We study the metallicity distribution and kinematic properties of 4,680 A/F/G/K-type giant stars with |z| > 5 kpc selected from the LAMOST spectroscopic survey .
The metallicity distribution of giant stars with 5 < |z| \leqslant 15 kpc can be described by a three-peak Gaussian model with peaks at [ Fe/H ] \sim - 0.6 \pm 0.1 , -1.2 \pm 0.3 and -2.0 \pm 0.2 , corresponding to the ratio of 19 \% , 74 \% and 7 \% , respectively .
The [ \alpha / Fe ] is used to associate the three peaks with the thick disk , inner-halo and outer-halo components of the Galaxy .
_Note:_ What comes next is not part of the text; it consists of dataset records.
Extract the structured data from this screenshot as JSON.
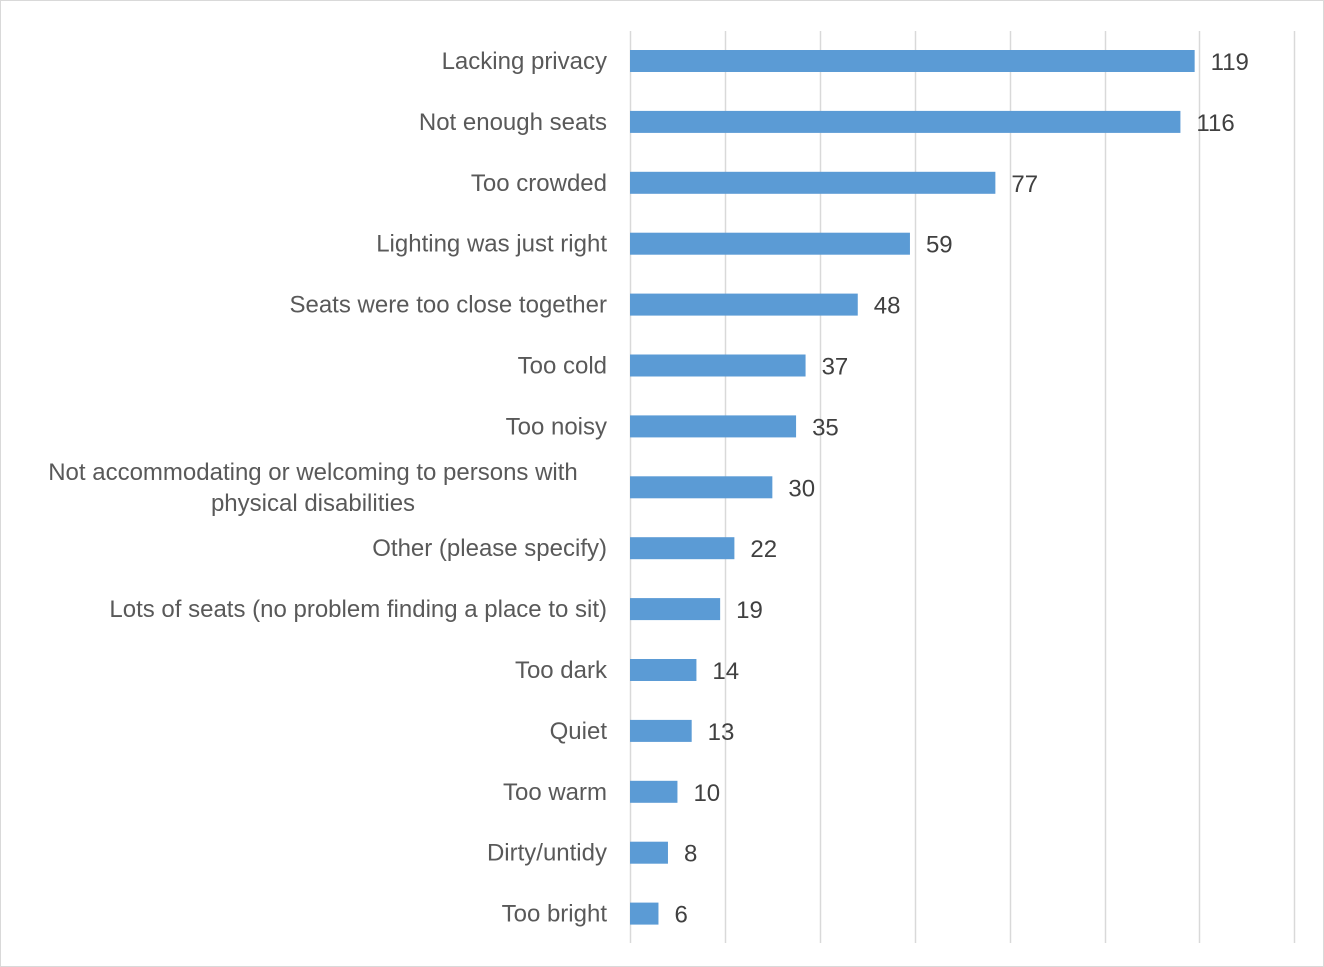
{
  "chart_data": {
    "type": "bar",
    "orientation": "horizontal",
    "categories": [
      "Lacking privacy",
      "Not enough seats",
      "Too crowded",
      "Lighting was just right",
      "Seats were too close together",
      "Too cold",
      "Too noisy",
      "Not accommodating or welcoming to persons with physical disabilities",
      "Other (please specify)",
      "Lots of seats (no problem finding a place to sit)",
      "Too dark",
      "Quiet",
      "Too warm",
      "Dirty/untidy",
      "Too bright"
    ],
    "values": [
      119,
      116,
      77,
      59,
      48,
      37,
      35,
      30,
      22,
      19,
      14,
      13,
      10,
      8,
      6
    ],
    "title": "",
    "xlabel": "",
    "ylabel": "",
    "xlim": [
      0,
      140
    ],
    "xtick_step": 20,
    "grid": "vertical",
    "legend": "none",
    "data_labels": true,
    "bar_color": "#5b9bd5",
    "grid_color": "#d9d9d9"
  }
}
The metallicity distribution of these giant stars , which is fit with Gaussians corresponding to the three components , show a growing fraction of inner-halo component and declining fraction of the thick-disk component with increasing distance from the Galactic plane .
Adopting a galaxy potential model , we also derive the orbital parameters of the sample stars , such as orbit eccentricity and rotation velocity .
The peak values of derived orbital eccentricity for stars covering different metallicity regions maintain e \sim 0.75 , independent of height above the plane , within the range 5 < |z| < 15 kpc .
By comparing the MDFs of stars in different rotation velocity intervals , we find that the majority of the retrograde stars are more metal-poor than the prograde stars .